NEWPORT – When Newport officials unanimously voted two weeks ago to become only the second community in Maine that would accept used agricultural containers, they didn’t realize that they would also be accepting the liability associated with the chemicals and pesticides in them.
The selectmen voted unanimously Wednesday night to rescind their earlier vote and not sign the recycling contract.
After reviewing the contract between Newport and Ag Container Recycling Council of Washington, D.C., the town’s attorney warned Town Manager James Ricker that once the transfer station accepted such containers, they became the town’s property.
“If a truck were to roll over and drop one of those containers, we would be completely liable,” Ricker said.
Ricker said that Newport would have been only the second community in the state to accept the containers.
Board members were angry when they learned they would be liable.
“We asked [company representatives] that very question,” Selectman James Brann said. “They sat right here and told us we weren’t liable for a thing.”
Ricker explained that the town’s municipal immunity would protect them if they handled only agricultural containers from Newport farms and businesses, “not those from Lewiston or Cherryfield.”
“The town of Newport does not want to be in the chemical business,” he said.
The board also praised lakeside resident Tom Hart for a design for hydraulically controlled flashboards for the North Street Dam. The town had been using the gate in the dam to raise and lower the lake level and officials were concerned about the wear and tear on the expensive machinery.
Hart’s design uses steel flashboards, sealed with rubber, that are hydraulically raised and lowered, allowing the gate to remain in place. He estimated the cost of the project at $6,000.
“One bad year with the gate and it would cost the same as three of these,” Ricker said of Hart’s design.

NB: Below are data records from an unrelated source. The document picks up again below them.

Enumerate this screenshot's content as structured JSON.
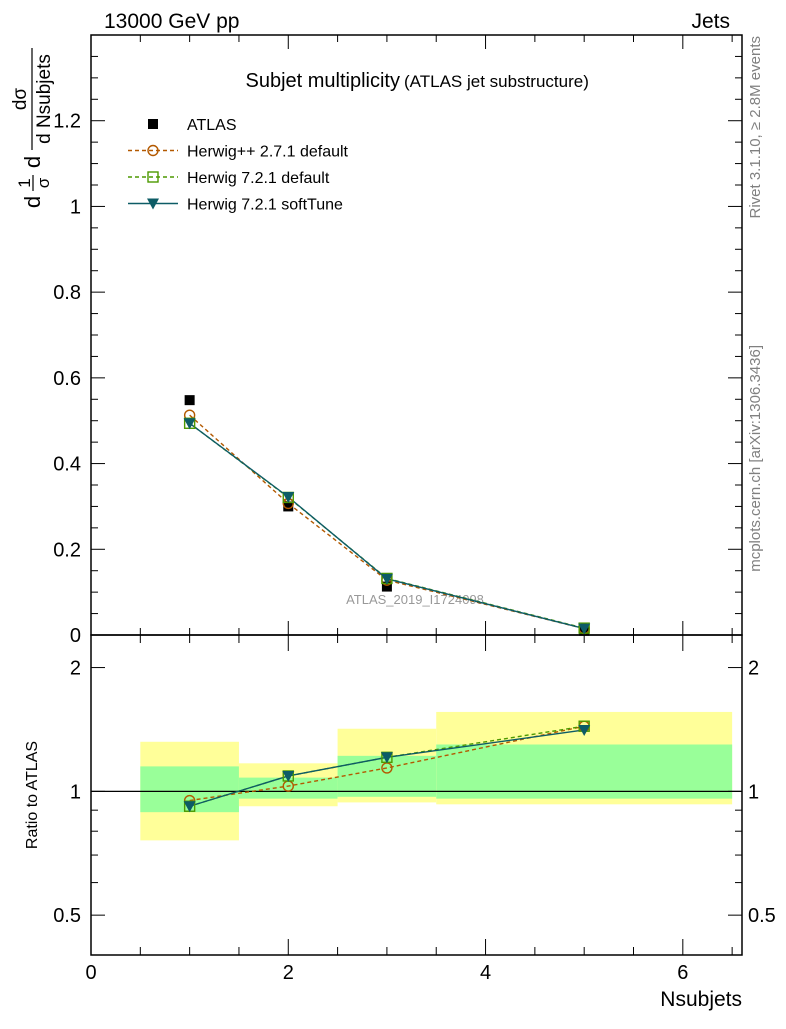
{
  "header": {
    "left": "13000 GeV pp",
    "right": "Jets"
  },
  "side_text": {
    "rivet": "Rivet 3.1.10, ≥ 2.8M events",
    "mcplots": "mcplots.cern.ch [arXiv:1306.3436]"
  },
  "watermark": "ATLAS_2019_I1724098",
  "colors": {
    "atlas": "#000000",
    "herwig_pp": "#b35900",
    "herwig_721": "#4d9900",
    "herwig_721_soft": "#0d5c66",
    "band_inner": "#99ff99",
    "band_outer": "#ffff99"
  },
  "chart_data": [
    {
      "type": "scatter",
      "title": "Subjet multiplicity",
      "title_suffix": "(ATLAS jet substructure)",
      "ylabel_frac_num": "1",
      "ylabel_frac_den": "σ",
      "ylabel_d": "d",
      "ylabel_inner_num": "dσ",
      "ylabel_inner_den": "d Nsubjets",
      "xlim": [
        0,
        6.6
      ],
      "ylim": [
        0,
        1.4
      ],
      "yticks": [
        "0",
        "0.2",
        "0.4",
        "0.6",
        "0.8",
        "1",
        "1.2"
      ],
      "ytick_values": [
        0,
        0.2,
        0.4,
        0.6,
        0.8,
        1.0,
        1.2
      ],
      "legend_position": "top-left",
      "x": [
        1,
        2,
        3,
        5
      ],
      "series": [
        {
          "name": "ATLAS",
          "values": [
            0.548,
            0.3,
            0.113,
            0.01
          ],
          "marker": "filled-square"
        },
        {
          "name": "Herwig++ 2.7.1 default",
          "values": [
            0.513,
            0.307,
            0.128,
            0.015
          ],
          "marker": "open-circle",
          "line": "dashed"
        },
        {
          "name": "Herwig 7.2.1 default",
          "values": [
            0.494,
            0.321,
            0.132,
            0.016
          ],
          "marker": "open-square",
          "line": "dashed"
        },
        {
          "name": "Herwig 7.2.1 softTune",
          "values": [
            0.494,
            0.322,
            0.131,
            0.015
          ],
          "marker": "filled-triangle-down",
          "line": "solid"
        }
      ]
    },
    {
      "type": "line",
      "ylabel": "Ratio to ATLAS",
      "xlabel": "Nsubjets",
      "xlim": [
        0,
        6.6
      ],
      "ylim_log": [
        0.4,
        2.4
      ],
      "xticks": [
        "0",
        "2",
        "4",
        "6"
      ],
      "xtick_values": [
        0,
        2,
        4,
        6
      ],
      "yticks": [
        "0.5",
        "1",
        "2"
      ],
      "ytick_values": [
        0.5,
        1,
        2
      ],
      "x": [
        1,
        2,
        3,
        5
      ],
      "bands": [
        {
          "x_range": [
            0.5,
            1.5
          ],
          "inner": [
            0.89,
            1.15
          ],
          "outer": [
            0.76,
            1.32
          ]
        },
        {
          "x_range": [
            1.5,
            2.5
          ],
          "inner": [
            0.96,
            1.08
          ],
          "outer": [
            0.92,
            1.17
          ]
        },
        {
          "x_range": [
            2.5,
            3.5
          ],
          "inner": [
            0.97,
            1.22
          ],
          "outer": [
            0.94,
            1.42
          ]
        },
        {
          "x_range": [
            3.5,
            6.5
          ],
          "inner": [
            0.96,
            1.3
          ],
          "outer": [
            0.93,
            1.56
          ]
        }
      ],
      "series": [
        {
          "name": "Herwig++ 2.7.1 default",
          "values": [
            0.95,
            1.03,
            1.14,
            1.44
          ]
        },
        {
          "name": "Herwig 7.2.1 default",
          "values": [
            0.92,
            1.09,
            1.21,
            1.44
          ]
        },
        {
          "name": "Herwig 7.2.1 softTune",
          "values": [
            0.92,
            1.09,
            1.21,
            1.41
          ]
        }
      ]
    }
  ]
}
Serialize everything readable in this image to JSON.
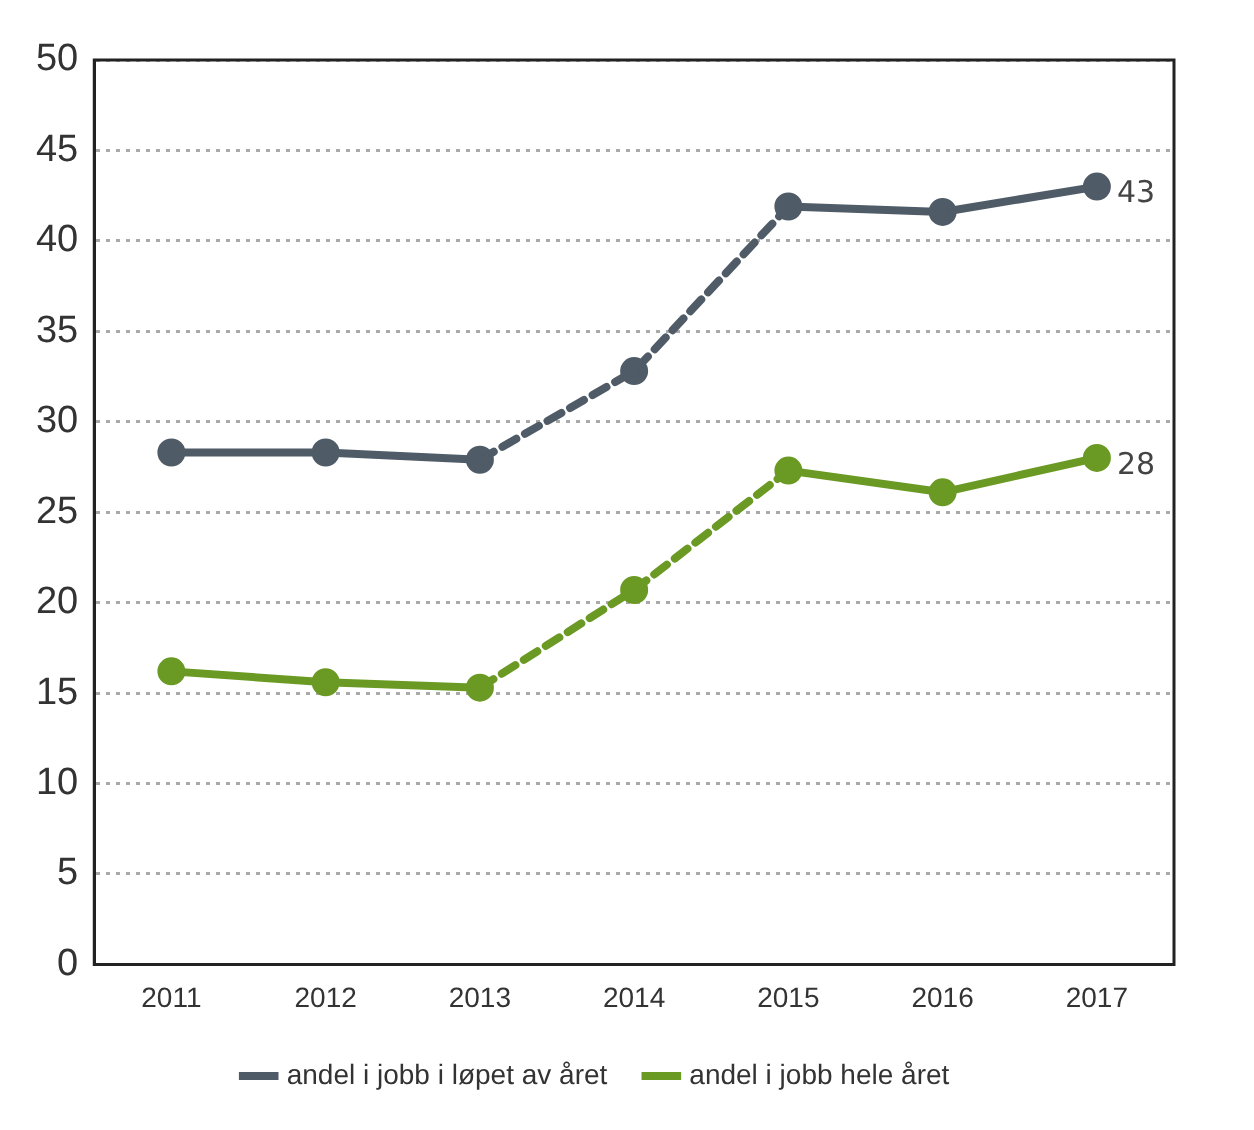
{
  "chart_data": {
    "type": "line",
    "categories": [
      "2011",
      "2012",
      "2013",
      "2014",
      "2015",
      "2016",
      "2017"
    ],
    "series": [
      {
        "name": "andel i jobb i løpet av året",
        "color": "#4f5b66",
        "values": [
          28.3,
          28.3,
          27.9,
          32.8,
          41.9,
          41.6,
          43
        ],
        "value_labels": [
          null,
          null,
          null,
          null,
          null,
          null,
          "43"
        ],
        "line_style": [
          "solid",
          "solid",
          "dashed",
          "dashed",
          "solid",
          "solid"
        ]
      },
      {
        "name": "andel i jobb hele året",
        "color": "#6a9a23",
        "values": [
          16.2,
          15.6,
          15.3,
          20.7,
          27.3,
          26.1,
          28
        ],
        "value_labels": [
          null,
          null,
          null,
          null,
          null,
          null,
          "28"
        ],
        "line_style": [
          "solid",
          "solid",
          "dashed",
          "dashed",
          "solid",
          "solid"
        ]
      }
    ],
    "ylim": [
      0,
      50
    ],
    "yticks": [
      0,
      5,
      10,
      15,
      20,
      25,
      30,
      35,
      40,
      45,
      50
    ],
    "grid": "y",
    "legend": "bottom",
    "marker": "circle"
  }
}
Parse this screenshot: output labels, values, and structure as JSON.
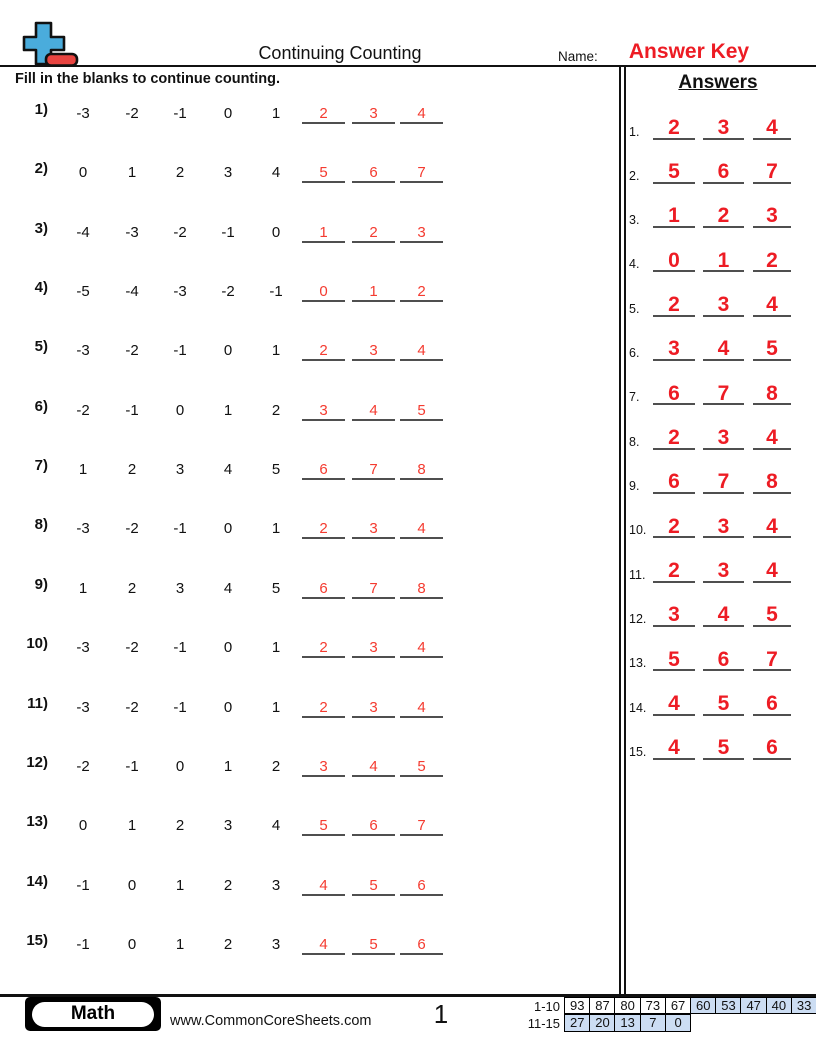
{
  "header": {
    "title": "Continuing Counting",
    "name_label": "Name:",
    "name_value": "Answer Key",
    "instruction": "Fill in the blanks to continue counting.",
    "answers_title": "Answers",
    "logo_icon": "plus-minus-logo"
  },
  "colors": {
    "answer_key_red": "#ed1c24",
    "problem_answer_red": "#f43b30",
    "blank_line_gray": "#4f4f4f",
    "score_cell_blue": "#ccddf3",
    "logo_blue": "#4aacdc",
    "logo_red": "#e84440"
  },
  "problems": [
    {
      "label": "1)",
      "terms": [
        "-3",
        "-2",
        "-1",
        "0",
        "1"
      ],
      "answers": [
        "2",
        "3",
        "4"
      ]
    },
    {
      "label": "2)",
      "terms": [
        "0",
        "1",
        "2",
        "3",
        "4"
      ],
      "answers": [
        "5",
        "6",
        "7"
      ]
    },
    {
      "label": "3)",
      "terms": [
        "-4",
        "-3",
        "-2",
        "-1",
        "0"
      ],
      "answers": [
        "1",
        "2",
        "3"
      ]
    },
    {
      "label": "4)",
      "terms": [
        "-5",
        "-4",
        "-3",
        "-2",
        "-1"
      ],
      "answers": [
        "0",
        "1",
        "2"
      ]
    },
    {
      "label": "5)",
      "terms": [
        "-3",
        "-2",
        "-1",
        "0",
        "1"
      ],
      "answers": [
        "2",
        "3",
        "4"
      ]
    },
    {
      "label": "6)",
      "terms": [
        "-2",
        "-1",
        "0",
        "1",
        "2"
      ],
      "answers": [
        "3",
        "4",
        "5"
      ]
    },
    {
      "label": "7)",
      "terms": [
        "1",
        "2",
        "3",
        "4",
        "5"
      ],
      "answers": [
        "6",
        "7",
        "8"
      ]
    },
    {
      "label": "8)",
      "terms": [
        "-3",
        "-2",
        "-1",
        "0",
        "1"
      ],
      "answers": [
        "2",
        "3",
        "4"
      ]
    },
    {
      "label": "9)",
      "terms": [
        "1",
        "2",
        "3",
        "4",
        "5"
      ],
      "answers": [
        "6",
        "7",
        "8"
      ]
    },
    {
      "label": "10)",
      "terms": [
        "-3",
        "-2",
        "-1",
        "0",
        "1"
      ],
      "answers": [
        "2",
        "3",
        "4"
      ]
    },
    {
      "label": "11)",
      "terms": [
        "-3",
        "-2",
        "-1",
        "0",
        "1"
      ],
      "answers": [
        "2",
        "3",
        "4"
      ]
    },
    {
      "label": "12)",
      "terms": [
        "-2",
        "-1",
        "0",
        "1",
        "2"
      ],
      "answers": [
        "3",
        "4",
        "5"
      ]
    },
    {
      "label": "13)",
      "terms": [
        "0",
        "1",
        "2",
        "3",
        "4"
      ],
      "answers": [
        "5",
        "6",
        "7"
      ]
    },
    {
      "label": "14)",
      "terms": [
        "-1",
        "0",
        "1",
        "2",
        "3"
      ],
      "answers": [
        "4",
        "5",
        "6"
      ]
    },
    {
      "label": "15)",
      "terms": [
        "-1",
        "0",
        "1",
        "2",
        "3"
      ],
      "answers": [
        "4",
        "5",
        "6"
      ]
    }
  ],
  "answer_key": [
    {
      "label": "1.",
      "values": [
        "2",
        "3",
        "4"
      ]
    },
    {
      "label": "2.",
      "values": [
        "5",
        "6",
        "7"
      ]
    },
    {
      "label": "3.",
      "values": [
        "1",
        "2",
        "3"
      ]
    },
    {
      "label": "4.",
      "values": [
        "0",
        "1",
        "2"
      ]
    },
    {
      "label": "5.",
      "values": [
        "2",
        "3",
        "4"
      ]
    },
    {
      "label": "6.",
      "values": [
        "3",
        "4",
        "5"
      ]
    },
    {
      "label": "7.",
      "values": [
        "6",
        "7",
        "8"
      ]
    },
    {
      "label": "8.",
      "values": [
        "2",
        "3",
        "4"
      ]
    },
    {
      "label": "9.",
      "values": [
        "6",
        "7",
        "8"
      ]
    },
    {
      "label": "10.",
      "values": [
        "2",
        "3",
        "4"
      ]
    },
    {
      "label": "11.",
      "values": [
        "2",
        "3",
        "4"
      ]
    },
    {
      "label": "12.",
      "values": [
        "3",
        "4",
        "5"
      ]
    },
    {
      "label": "13.",
      "values": [
        "5",
        "6",
        "7"
      ]
    },
    {
      "label": "14.",
      "values": [
        "4",
        "5",
        "6"
      ]
    },
    {
      "label": "15.",
      "values": [
        "4",
        "5",
        "6"
      ]
    }
  ],
  "footer": {
    "subject_badge": "Math",
    "website": "www.CommonCoreSheets.com",
    "page_number": "1",
    "score_table": {
      "rows": [
        {
          "label": "1-10",
          "values": [
            "93",
            "87",
            "80",
            "73",
            "67",
            "60",
            "53",
            "47",
            "40",
            "33"
          ],
          "shaded_from": 5
        },
        {
          "label": "11-15",
          "values": [
            "27",
            "20",
            "13",
            "7",
            "0"
          ],
          "shaded_from": 0
        }
      ]
    }
  }
}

The selectmen voted to have an engineer review the design and it could possibly be installed next spring.
In other business, the board:
. Discussed bringing an article before the annual town meeting to use the interest generated by the cemetery trust fund to improve the cemetery roads.
. Agreed to set a new dump sticker policy for 2007.
. Set the schedule for coming budget workshops for three Wednesdays, Dec. 6, 13, and 20.
. Authorized the town manager and the public works director to suspend burials at town cemeteries if the ground is too soft for vehicles due to excessive rain.
. Accepted a $1,000 grant from Wal-Mart in Palmyra to provide supplies for criminal investigations for the Newport Police Department.